Who Will Write Our History
Shown with
Righting a Wrong: The Bialystok Cemetery Restoration Project

New Hampshire Premiere 

 Special Guest: Director Roberta Grossman Via Skype 

Sunday, April 14, 2019, 3:00 PM
Red River Theatres, Concord, NH

Director: Roberta Grossman
Feature Documentary, 2018, USA
95 minutes
English, Yiddish, Polish (with English subtitles)
Holocaust Content

In November 1940, days after the Nazis sealed 450,000 Jews in the Warsaw Ghetto, a secret band of journalists, scholars, and community leaders decided to fight back. Led by historian Emanuel Ringelblum and known by the code name Oyneg Shabes, this clandestine group vowed to defeat Nazi lies and propaganda not with guns or fists but with pen and paper. Now, for the first time, their story is told as a feature documentary. Written, produced, and directed by Roberta Grossman and executive produced by Nancy Spielberg, Who Will Write Our History mixes the writings of the Oyneg Shabes archive with new interviews, rarely seen footage, and stunning dramatizations to transport us inside the Ghetto and the lives of these courageous resistance fighters. They defied their murderous enemy with the ultimate weapon the truth and risked everything so that their archive would survive the war, even if they did not.

Who Will Write Our History recounts a bold story of Nazi resistance. And inside that one story are countless others, each immensely important. Ken Jaworowski, The New York Times
A story of remarkable foresight and dedication amid unthinkable horrors.

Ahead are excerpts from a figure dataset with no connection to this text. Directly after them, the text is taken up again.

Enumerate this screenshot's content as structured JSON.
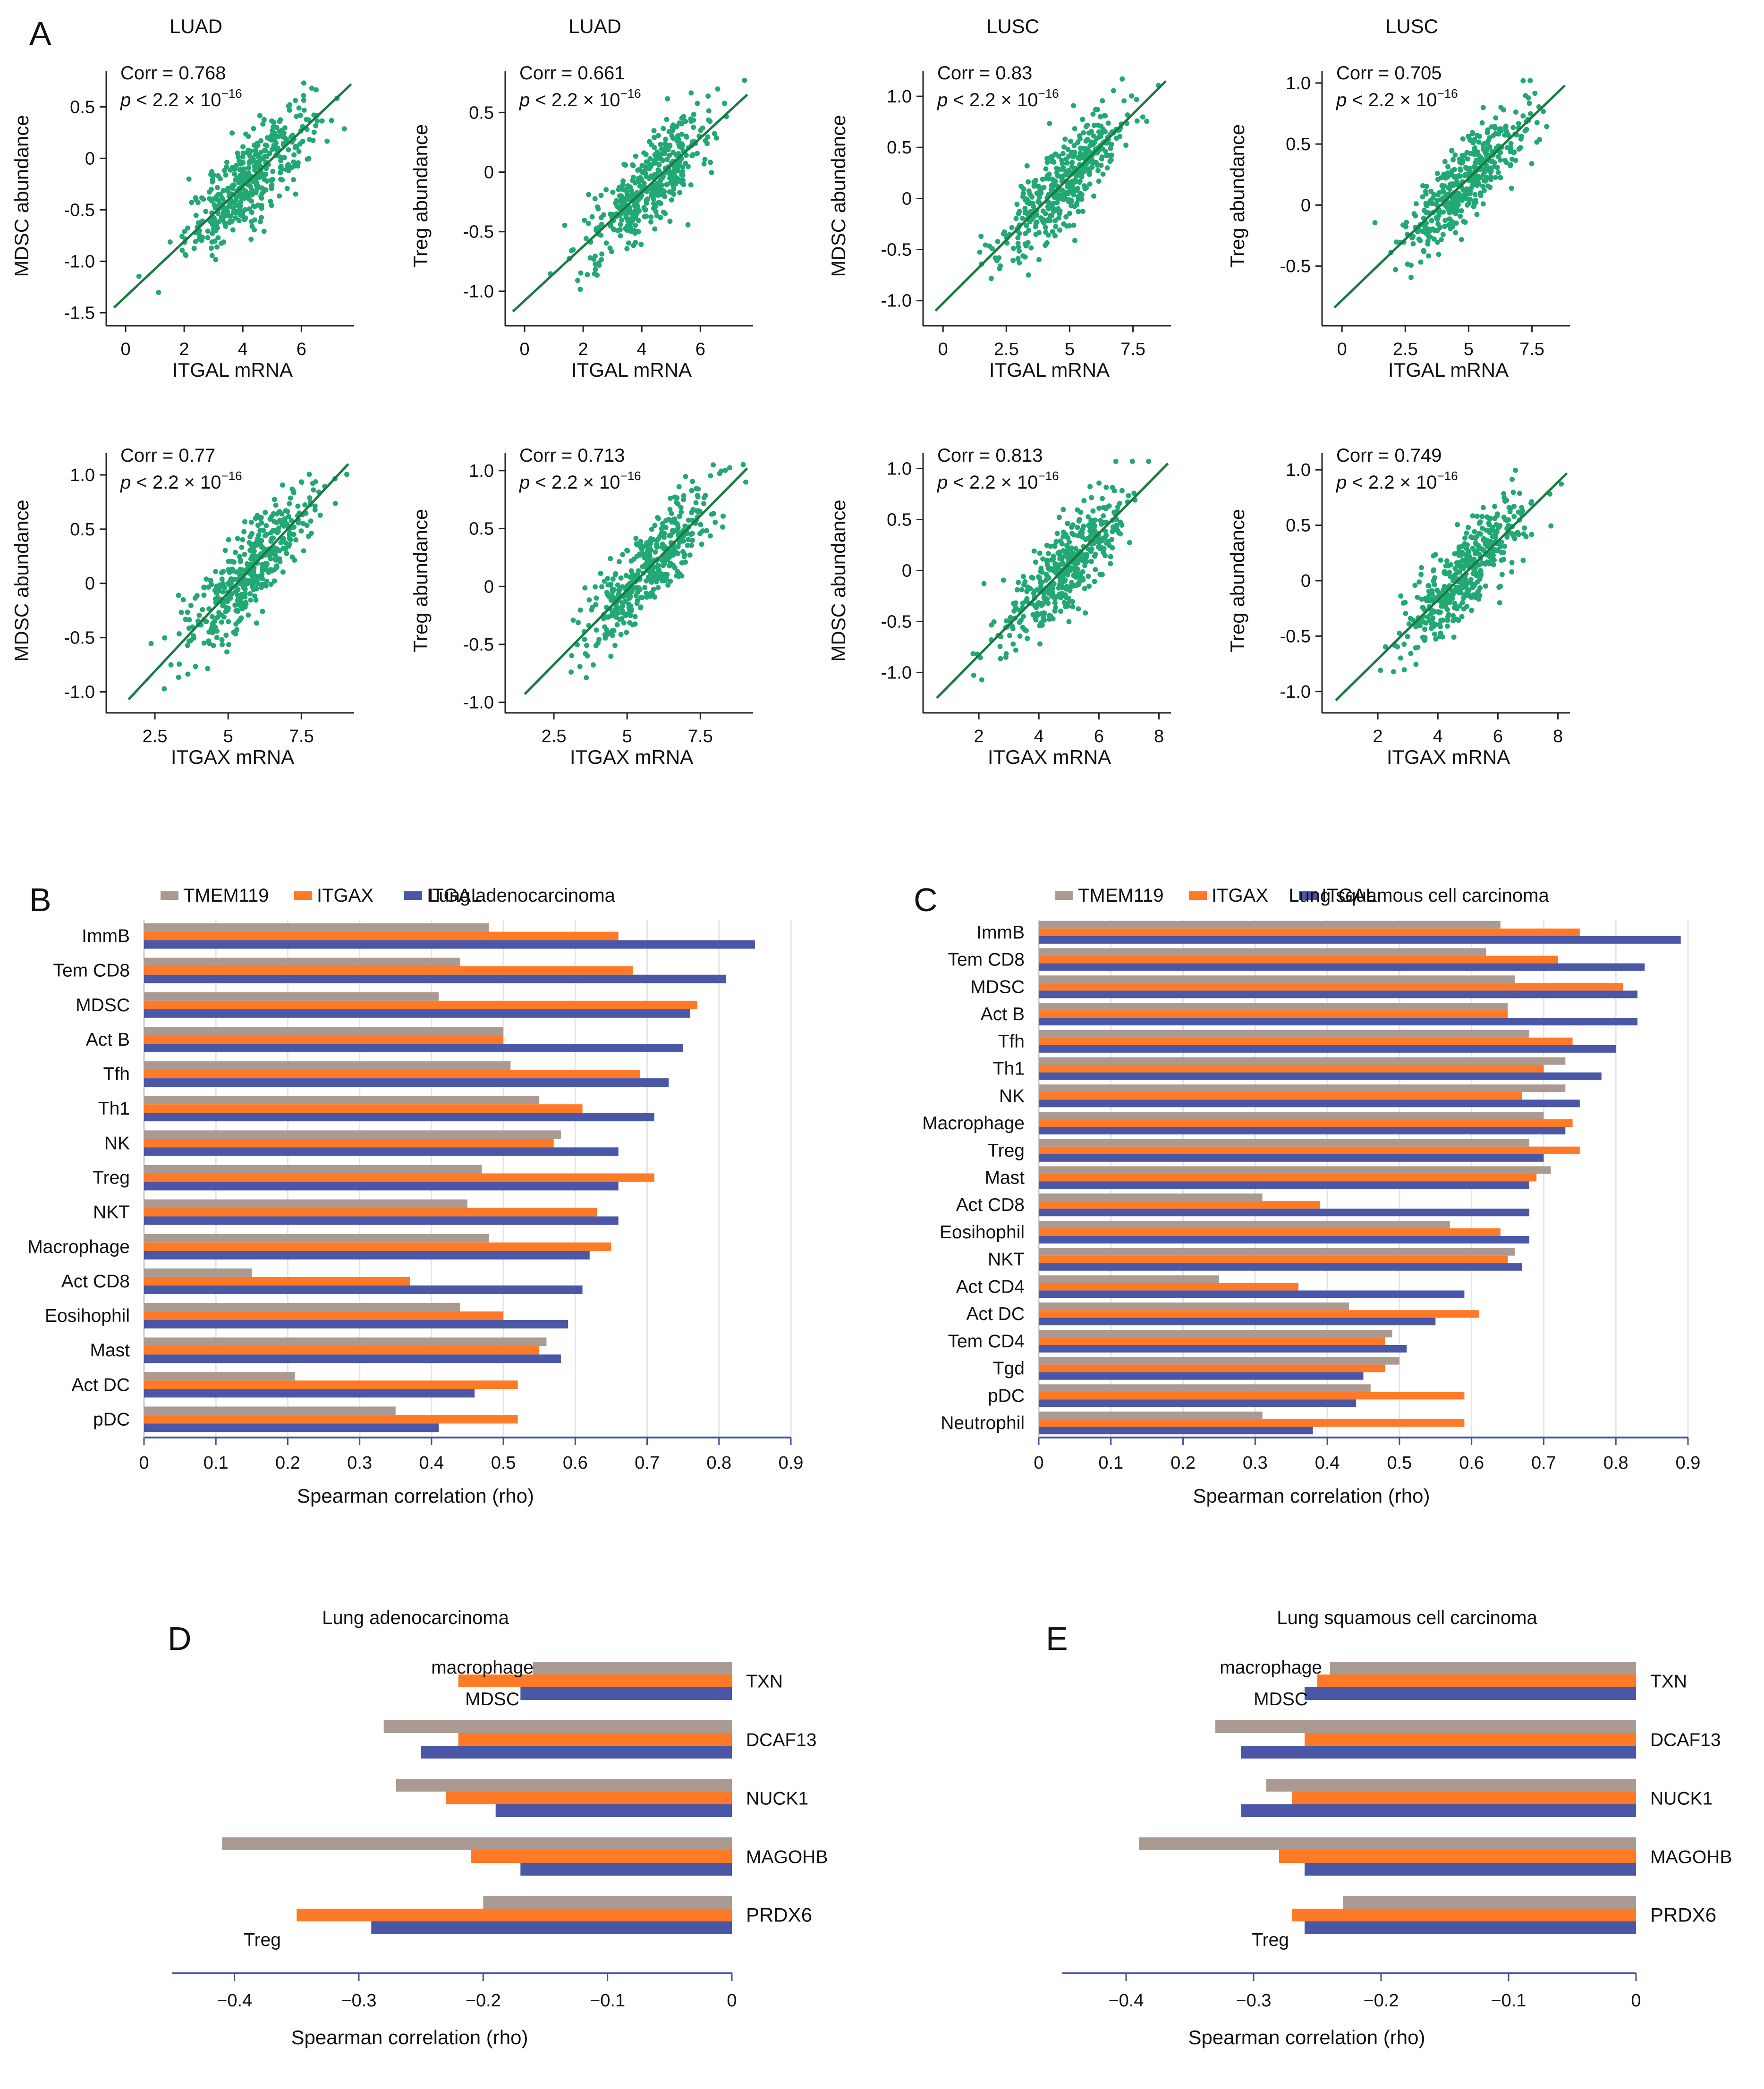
{
  "panel_labels": {
    "A": "A",
    "B": "B",
    "C": "C",
    "D": "D",
    "E": "E"
  },
  "colors": {
    "dot": "#22a874",
    "fit": "#1a7a40",
    "tmem119": "#aa9a92",
    "itgax": "#fe7a26",
    "itgal": "#4a56a6",
    "axis": "#3f4fa0",
    "grid": "#e5e5e5"
  },
  "chart_data": [
    {
      "id": "sc1",
      "type": "scatter",
      "title": "LUAD",
      "xlabel": "ITGAL mRNA",
      "ylabel": "MDSC abundance",
      "corr_text": "Corr = 0.768",
      "p_text": "p < 2.2 × 10",
      "p_exp": "−16",
      "xticks": [
        0,
        2,
        4,
        6
      ],
      "xtick_labels": [
        "0",
        "2",
        "4",
        "6"
      ],
      "yticks": [
        -1.5,
        -1.0,
        -0.5,
        0,
        0.5
      ],
      "ytick_labels": [
        "-1.5",
        "-1.0",
        "-0.5",
        "0",
        "0.5"
      ],
      "xlim": [
        -0.5,
        7.8
      ],
      "ylim": [
        -1.58,
        0.85
      ],
      "fit": {
        "x0": -0.4,
        "y0": -1.45,
        "x1": 7.7,
        "y1": 0.72
      }
    },
    {
      "id": "sc2",
      "type": "scatter",
      "title": "LUAD",
      "xlabel": "ITGAL mRNA",
      "ylabel": "Treg abundance",
      "corr_text": "Corr = 0.661",
      "p_text": "p < 2.2 × 10",
      "p_exp": "−16",
      "xticks": [
        0,
        2,
        4,
        6
      ],
      "xtick_labels": [
        "0",
        "2",
        "4",
        "6"
      ],
      "yticks": [
        -1.0,
        -0.5,
        0,
        0.5
      ],
      "ytick_labels": [
        "-1.0",
        "-0.5",
        "0",
        "0.5"
      ],
      "xlim": [
        -0.5,
        7.8
      ],
      "ylim": [
        -1.25,
        0.85
      ],
      "fit": {
        "x0": -0.4,
        "y0": -1.17,
        "x1": 7.6,
        "y1": 0.65
      }
    },
    {
      "id": "sc3",
      "type": "scatter",
      "title": "LUSC",
      "xlabel": "ITGAL mRNA",
      "ylabel": "MDSC abundance",
      "corr_text": "Corr = 0.83",
      "p_text": "p < 2.2 × 10",
      "p_exp": "−16",
      "xticks": [
        0,
        2.5,
        5,
        7.5
      ],
      "xtick_labels": [
        "0",
        "2.5",
        "5",
        "7.5"
      ],
      "yticks": [
        -1.0,
        -0.5,
        0,
        0.5,
        1.0
      ],
      "ytick_labels": [
        "-1.0",
        "-0.5",
        "0",
        "0.5",
        "1.0"
      ],
      "xlim": [
        -0.6,
        9.0
      ],
      "ylim": [
        -1.2,
        1.25
      ],
      "fit": {
        "x0": -0.3,
        "y0": -1.1,
        "x1": 8.8,
        "y1": 1.15
      }
    },
    {
      "id": "sc4",
      "type": "scatter",
      "title": "LUSC",
      "xlabel": "ITGAL mRNA",
      "ylabel": "Treg abundance",
      "corr_text": "Corr = 0.705",
      "p_text": "p < 2.2 × 10",
      "p_exp": "−16",
      "xticks": [
        0,
        2.5,
        5,
        7.5
      ],
      "xtick_labels": [
        "0",
        "2.5",
        "5",
        "7.5"
      ],
      "yticks": [
        -0.5,
        0,
        0.5,
        1.0
      ],
      "ytick_labels": [
        "-0.5",
        "0",
        "0.5",
        "1.0"
      ],
      "xlim": [
        -0.6,
        9.0
      ],
      "ylim": [
        -0.95,
        1.1
      ],
      "fit": {
        "x0": -0.3,
        "y0": -0.84,
        "x1": 8.8,
        "y1": 0.98
      }
    },
    {
      "id": "sc5",
      "type": "scatter",
      "title": "",
      "xlabel": "ITGAX mRNA",
      "ylabel": "MDSC abundance",
      "corr_text": "Corr = 0.77",
      "p_text": "p < 2.2 × 10",
      "p_exp": "−16",
      "xticks": [
        2.5,
        5,
        7.5
      ],
      "xtick_labels": [
        "2.5",
        "5",
        "7.5"
      ],
      "yticks": [
        -1.0,
        -0.5,
        0,
        0.5,
        1.0
      ],
      "ytick_labels": [
        "-1.0",
        "-0.5",
        "0",
        "0.5",
        "1.0"
      ],
      "xlim": [
        1.0,
        9.3
      ],
      "ylim": [
        -1.15,
        1.2
      ],
      "fit": {
        "x0": 1.6,
        "y0": -1.07,
        "x1": 9.1,
        "y1": 1.1
      }
    },
    {
      "id": "sc6",
      "type": "scatter",
      "title": "",
      "xlabel": "ITGAX mRNA",
      "ylabel": "Treg abundance",
      "corr_text": "Corr = 0.713",
      "p_text": "p < 2.2 × 10",
      "p_exp": "−16",
      "xticks": [
        2.5,
        5,
        7.5
      ],
      "xtick_labels": [
        "2.5",
        "5",
        "7.5"
      ],
      "yticks": [
        -1.0,
        -0.5,
        0,
        0.5,
        1.0
      ],
      "ytick_labels": [
        "-1.0",
        "-0.5",
        "0",
        "0.5",
        "1.0"
      ],
      "xlim": [
        1.0,
        9.3
      ],
      "ylim": [
        -1.05,
        1.15
      ],
      "fit": {
        "x0": 1.5,
        "y0": -0.93,
        "x1": 9.1,
        "y1": 1.02
      }
    },
    {
      "id": "sc7",
      "type": "scatter",
      "title": "",
      "xlabel": "ITGAX mRNA",
      "ylabel": "MDSC abundance",
      "corr_text": "Corr = 0.813",
      "p_text": "p < 2.2 × 10",
      "p_exp": "−16",
      "xticks": [
        2,
        4,
        6,
        8
      ],
      "xtick_labels": [
        "2",
        "4",
        "6",
        "8"
      ],
      "yticks": [
        -1.0,
        -0.5,
        0,
        0.5,
        1.0
      ],
      "ytick_labels": [
        "-1.0",
        "-0.5",
        "0",
        "0.5",
        "1.0"
      ],
      "xlim": [
        0.3,
        8.4
      ],
      "ylim": [
        -1.35,
        1.15
      ],
      "fit": {
        "x0": 0.6,
        "y0": -1.25,
        "x1": 8.3,
        "y1": 1.05
      }
    },
    {
      "id": "sc8",
      "type": "scatter",
      "title": "",
      "xlabel": "ITGAX mRNA",
      "ylabel": "Treg abundance",
      "corr_text": "Corr = 0.749",
      "p_text": "p < 2.2 × 10",
      "p_exp": "−16",
      "xticks": [
        2,
        4,
        6,
        8
      ],
      "xtick_labels": [
        "2",
        "4",
        "6",
        "8"
      ],
      "yticks": [
        -1.0,
        -0.5,
        0,
        0.5,
        1.0
      ],
      "ytick_labels": [
        "-1.0",
        "-0.5",
        "0",
        "0.5",
        "1.0"
      ],
      "xlim": [
        0.3,
        8.4
      ],
      "ylim": [
        -1.15,
        1.15
      ],
      "fit": {
        "x0": 0.6,
        "y0": -1.08,
        "x1": 8.3,
        "y1": 0.97
      }
    },
    {
      "id": "barB",
      "type": "bar",
      "orientation": "horizontal",
      "title": "Lung adenocarcinoma",
      "xlabel": "Spearman correlation (rho)",
      "xlim": [
        0,
        0.9
      ],
      "xticks": [
        0,
        0.1,
        0.2,
        0.3,
        0.4,
        0.5,
        0.6,
        0.7,
        0.8,
        0.9
      ],
      "xtick_labels": [
        "0",
        "0.1",
        "0.2",
        "0.3",
        "0.4",
        "0.5",
        "0.6",
        "0.7",
        "0.8",
        "0.9"
      ],
      "legend": [
        "TMEM119",
        "ITGAX",
        "ITGAL"
      ],
      "categories": [
        "ImmB",
        "Tem CD8",
        "MDSC",
        "Act B",
        "Tfh",
        "Th1",
        "NK",
        "Treg",
        "NKT",
        "Macrophage",
        "Act CD8",
        "Eosihophil",
        "Mast",
        "Act DC",
        "pDC"
      ],
      "series": [
        {
          "name": "TMEM119",
          "values": [
            0.48,
            0.44,
            0.41,
            0.5,
            0.51,
            0.55,
            0.58,
            0.47,
            0.45,
            0.48,
            0.15,
            0.44,
            0.56,
            0.21,
            0.35
          ]
        },
        {
          "name": "ITGAX",
          "values": [
            0.66,
            0.68,
            0.77,
            0.5,
            0.69,
            0.61,
            0.57,
            0.71,
            0.63,
            0.65,
            0.37,
            0.5,
            0.55,
            0.52,
            0.52
          ]
        },
        {
          "name": "ITGAL",
          "values": [
            0.85,
            0.81,
            0.76,
            0.75,
            0.73,
            0.71,
            0.66,
            0.66,
            0.66,
            0.62,
            0.61,
            0.59,
            0.58,
            0.46,
            0.41
          ]
        }
      ]
    },
    {
      "id": "barC",
      "type": "bar",
      "orientation": "horizontal",
      "title": "Lung squamous cell carcinoma",
      "xlabel": "Spearman correlation (rho)",
      "xlim": [
        0,
        0.9
      ],
      "xticks": [
        0,
        0.1,
        0.2,
        0.3,
        0.4,
        0.5,
        0.6,
        0.7,
        0.8,
        0.9
      ],
      "xtick_labels": [
        "0",
        "0.1",
        "0.2",
        "0.3",
        "0.4",
        "0.5",
        "0.6",
        "0.7",
        "0.8",
        "0.9"
      ],
      "legend": [
        "TMEM119",
        "ITGAX",
        "ITGAL"
      ],
      "categories": [
        "ImmB",
        "Tem CD8",
        "MDSC",
        "Act B",
        "Tfh",
        "Th1",
        "NK",
        "Macrophage",
        "Treg",
        "Mast",
        "Act CD8",
        "Eosihophil",
        "NKT",
        "Act CD4",
        "Act DC",
        "Tem CD4",
        "Tgd",
        "pDC",
        "Neutrophil"
      ],
      "series": [
        {
          "name": "TMEM119",
          "values": [
            0.64,
            0.62,
            0.66,
            0.65,
            0.68,
            0.73,
            0.73,
            0.7,
            0.68,
            0.71,
            0.31,
            0.57,
            0.66,
            0.25,
            0.43,
            0.49,
            0.5,
            0.46,
            0.31
          ]
        },
        {
          "name": "ITGAX",
          "values": [
            0.75,
            0.72,
            0.81,
            0.65,
            0.74,
            0.7,
            0.67,
            0.74,
            0.75,
            0.69,
            0.39,
            0.64,
            0.65,
            0.36,
            0.61,
            0.48,
            0.48,
            0.59,
            0.59
          ]
        },
        {
          "name": "ITGAL",
          "values": [
            0.89,
            0.84,
            0.83,
            0.83,
            0.8,
            0.78,
            0.75,
            0.73,
            0.7,
            0.68,
            0.68,
            0.68,
            0.67,
            0.59,
            0.55,
            0.51,
            0.45,
            0.44,
            0.38
          ]
        }
      ]
    },
    {
      "id": "barD",
      "type": "bar",
      "orientation": "horizontal",
      "title": "Lung adenocarcinoma",
      "xlabel": "Spearman correlation (rho)",
      "xlim": [
        -0.45,
        0
      ],
      "xticks": [
        -0.4,
        -0.3,
        -0.2,
        -0.1,
        0
      ],
      "xtick_labels": [
        "−0.4",
        "−0.3",
        "−0.2",
        "−0.1",
        "0"
      ],
      "categories": [
        "TXN",
        "DCAF13",
        "NUCK1",
        "MAGOHB",
        "PRDX6"
      ],
      "series": [
        {
          "name": "macrophage",
          "values": [
            -0.16,
            -0.28,
            -0.27,
            -0.41,
            -0.2
          ]
        },
        {
          "name": "MDSC",
          "values": [
            -0.22,
            -0.22,
            -0.23,
            -0.21,
            -0.35
          ]
        },
        {
          "name": "Treg",
          "values": [
            -0.17,
            -0.25,
            -0.19,
            -0.17,
            -0.29
          ]
        }
      ],
      "annotations": {
        "macrophage": "macrophage",
        "mdsc": "MDSC",
        "treg": "Treg"
      }
    },
    {
      "id": "barE",
      "type": "bar",
      "orientation": "horizontal",
      "title": "Lung squamous cell carcinoma",
      "xlabel": "Spearman correlation (rho)",
      "xlim": [
        -0.45,
        0
      ],
      "xticks": [
        -0.4,
        -0.3,
        -0.2,
        -0.1,
        0
      ],
      "xtick_labels": [
        "−0.4",
        "−0.3",
        "−0.2",
        "−0.1",
        "0"
      ],
      "categories": [
        "TXN",
        "DCAF13",
        "NUCK1",
        "MAGOHB",
        "PRDX6"
      ],
      "series": [
        {
          "name": "macrophage",
          "values": [
            -0.24,
            -0.33,
            -0.29,
            -0.39,
            -0.23
          ]
        },
        {
          "name": "MDSC",
          "values": [
            -0.25,
            -0.26,
            -0.27,
            -0.28,
            -0.27
          ]
        },
        {
          "name": "Treg",
          "values": [
            -0.26,
            -0.31,
            -0.31,
            -0.26,
            -0.26
          ]
        }
      ],
      "annotations": {
        "macrophage": "macrophage",
        "mdsc": "MDSC",
        "treg": "Treg"
      }
    }
  ]
}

The Hollywood Reporter


Righting a Wrong: The Bialystok Cemetery Restoration Project
Directors: Peter Koziell and Darren Garnick
Documentary, 2018, USA, Poland
4 minutes
English

Is it possible to "fix" or "repair" the hate crimes of the past or present? In the city of Bialystok, Poland, volunteers from the United States, Germany, Poland and Israel gather every summer to "right a wrong." The group is restoring Bialystok's last surviving Jewish cemetery, desecrated by the Nazis in World War II and later looted by neighbors who used gravestones as building materials. The volunteers know they cannot undo the horrors of the past, but say every toppled stone they stand in the sun again is a step in the right direction.